Transcript of this week’s episode of The Web-DVM:
Welcome my pet loving friends, to The Web-DVM. I am your host, Dr. Roger Welton, practicing veterinarian and Veterinary News Network Reporter.
When it comes to the dreaded diagnosis of cancer – we all dream of an eventual cure. Believe it or not, thanks to our canine friends, that dream may not be too far away.
Finding a cure for cancer is one of science’s most challenging and elusive goals. Thanks to our pets, and the fascinating work of a new breed of scientist, the comparative oncologist, some of the pieces of this complex puzzle are coming together.
The statistics about cancer in our pets are surprising. Estimates from the Morris Animal Foundation state that fifty percent of dogs will develop a cancer at some point in their lifetimes and half of those will die from the disease.
As you can imagine, these alarming statistics have gained the attention of many scientists because our dogs and cats often make good models for cancer research. The field of comparative oncology brings together veterinary oncologists, human medical oncologists, academic cancer research centers and the pharmaceutical industry.
At the National Cancer Institute’s Center for Cancer Research, scientists say that because our pets share our environment and suffer from many naturally occurring cancers, they are probably good indicators of potential causes. In addition, there are many pet cancers that have similar or even identical biological characteristics as human cancers.

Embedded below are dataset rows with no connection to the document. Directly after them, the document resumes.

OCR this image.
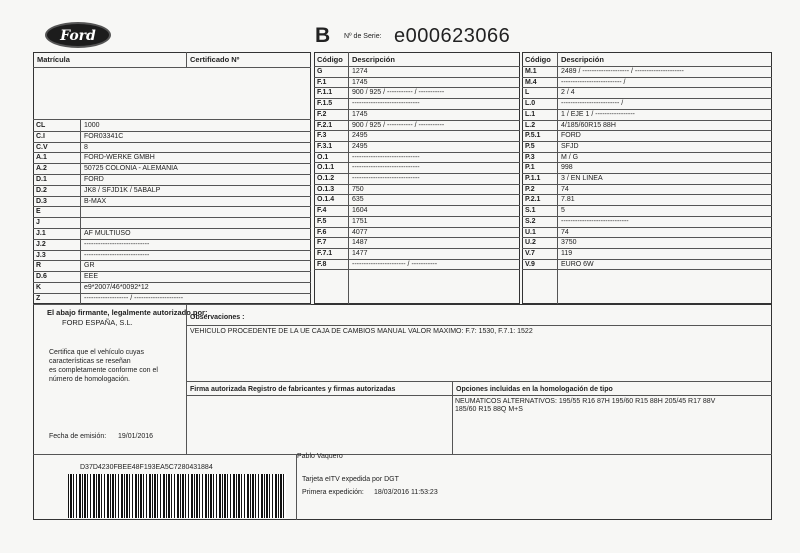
Ford	B Nº de Serie: e000623066
Matrícula	Certificado Nº
CL	1000
C.I	FOR03341C
C.V	8
A.1	FORD-WERKE GMBH
A.2	50725 COLONIA - ALEMANIA
D.1	FORD
D.2	JK8 / SFJD1K / 5ABALP
D.3	B-MAX
E
J
J.1	AF MULTIUSO
J.2	----------------------------
J.3	----------------------------
R	GR
D.6	EEE
K	e9*2007/46*0092*12
Z	------------------- / ---------------------
Código Descripción
G	1274
F.1	1745
F.1.1	900 / 925 / ----------- / -----------
F.1.5	-----------------------------
F.2	1745
F.2.1	900 / 925 / ----------- / -----------
F.3	2495
F.3.1	2495
O.1	-----------------------------
O.1.1	-----------------------------
O.1.2	-----------------------------
O.1.3	750
O.1.4	635
F.4	1604
F.5	1751
F.6	4077
F.7	1487
F.7.1	1477
F.8	----------------------- / -----------
Código Descripción
M.1	2489 / -------------------- / ---------------------
M.4	-------------------------- /
L	2 / 4
L.0	------------------------- /
L.1	1 / EJE 1 / -----------------
L.2	4/185/60R15 88H
P.5.1	FORD
P.5	SFJD
P.3	M / G
P.1	998
P.1.1	3 / EN LINEA
P.2	74
P.2.1	7.81
S.1	5
S.2	-----------------------------
U.1	74
U.2	3750
V.7	119
V.9	EURO 6W
El abajo firmante, legalmente autorizado por:
FORD ESPAÑA, S.L.
Observaciones :
VEHICULO PROCEDENTE DE LA UE CAJA DE CAMBIOS MANUAL VALOR MAXIMO: F.7: 1530, F.7.1: 1522
Certifica que el vehículo cuyas
características se reseñan
es completamente conforme con el
número de homologación.
Firma autorizada Registro de fabricantes y firmas autorizadas	Opciones incluidas en la homologación de tipo
NEUMATICOS ALTERNATIVOS: 195/55 R16 87H 195/60 R15 88H 205/45 R17 88V
185/60 R15 88Q M+S
Fecha de emisión: 19/01/2016
Pablo Vaquero
D37D4230FBEE48F193EA5C7280431884
Tarjeta eITV expedida por DGT
Primera expedición: 18/03/2016 11:53:23
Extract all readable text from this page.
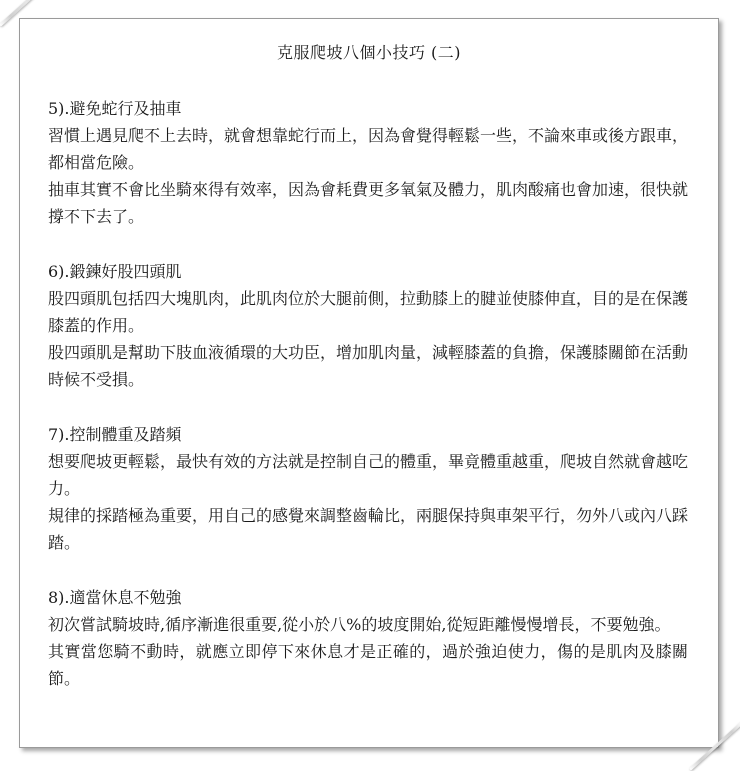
克服爬坡八個小技巧 (二)
5).避免蛇行及抽車
習慣上遇見爬不上去時，就會想靠蛇行而上，因為會覺得輕鬆一些，不論來車或後方跟車，都相當危險。
抽車其實不會比坐騎來得有效率，因為會耗費更多氧氣及體力，肌肉酸痛也會加速，很快就撐不下去了。
6).鍛鍊好股四頭肌
股四頭肌包括四大塊肌肉，此肌肉位於大腿前側，拉動膝上的腱並使膝伸直，目的是在保護膝蓋的作用。
股四頭肌是幫助下肢血液循環的大功臣，增加肌肉量，減輕膝蓋的負擔，保護膝關節在活動時候不受損。
7).控制體重及踏頻
想要爬坡更輕鬆，最快有效的方法就是控制自己的體重，畢竟體重越重，爬坡自然就會越吃力。
規律的採踏極為重要，用自己的感覺來調整齒輪比，兩腿保持與車架平行，勿外八或內八踩踏。
8).適當休息不勉強
初次嘗試騎坡時,循序漸進很重要,從小於八%的坡度開始,從短距離慢慢增長，不要勉強。
其實當您騎不動時，就應立即停下來休息才是正確的，過於強迫使力，傷的是肌肉及膝關節。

But beyond all of the objective data, the strong desire of pet owners to see their beloved dogs and cats live longer means that many new therapeutic options can be tried in order to save the pet. And, since more than 6 million dogs develop cancer each year, veterinarians and cancer researchers can evaluate these new therapies, refine them and potentially provide hope to both pet owners and to the families devastated by a cancer diagnosis.
Perhaps one of the most impressive advancements in comparative oncology is the development of a “canine cancer vaccine”. This novel treatment was recently granted full licensure and is now available for dogs suffering from one of the most common forms of cancer, canine malignant melanoma.
This cancer can be seen in any breed of dog and is highly aggressive. Cancer cells may start in the mouth, footpad or nail bed, but often spread out to affect other parts of the body. For most dogs, a diagnosis of canine malignant melanoma means the pet has just a few months to live, even with surgical treatment and chemotherapy doesn’t seem to help.
But, thanks to new research, the cancer vaccine (called ONCEPT®) is extending the lives of these dogs and giving hope to humans. Some studies for the vaccine showed that treated pets lived an additional three years after diagnosis.
ONCEPT® uses a human protein to stimulate the dog’s immune system into attacking the cancer cells. Since malignant melanomas have such a tendency to spread throughout the body, this type of treatment helps to find and destroy small cancer clusters even after the main tumor is surgically removed. After the initial set of four vaccines every two weeks, patients receive a “booster” vaccine every 6 months.
The implications of this type of therapy are, of course, amazing for our pets. But further, they could have far reaching positive consequences for human cancer patients as well. Research in comparative oncology is exciting and will no doubt uncover many new potential therapies.
That is my show for this evening. I will be taking next week off for the Thanksgiving holiday, but will be back with you in weeks. Remember to keep your pets away from turkey bones and out of the garbage. The holiday season from a veterinary standpoint is one of vomiting, diarrhea, and GI obstructions from cases of pet dietary indiscretion. May you and your pets have a peaceful and enjoyable Thanksgiving holiday.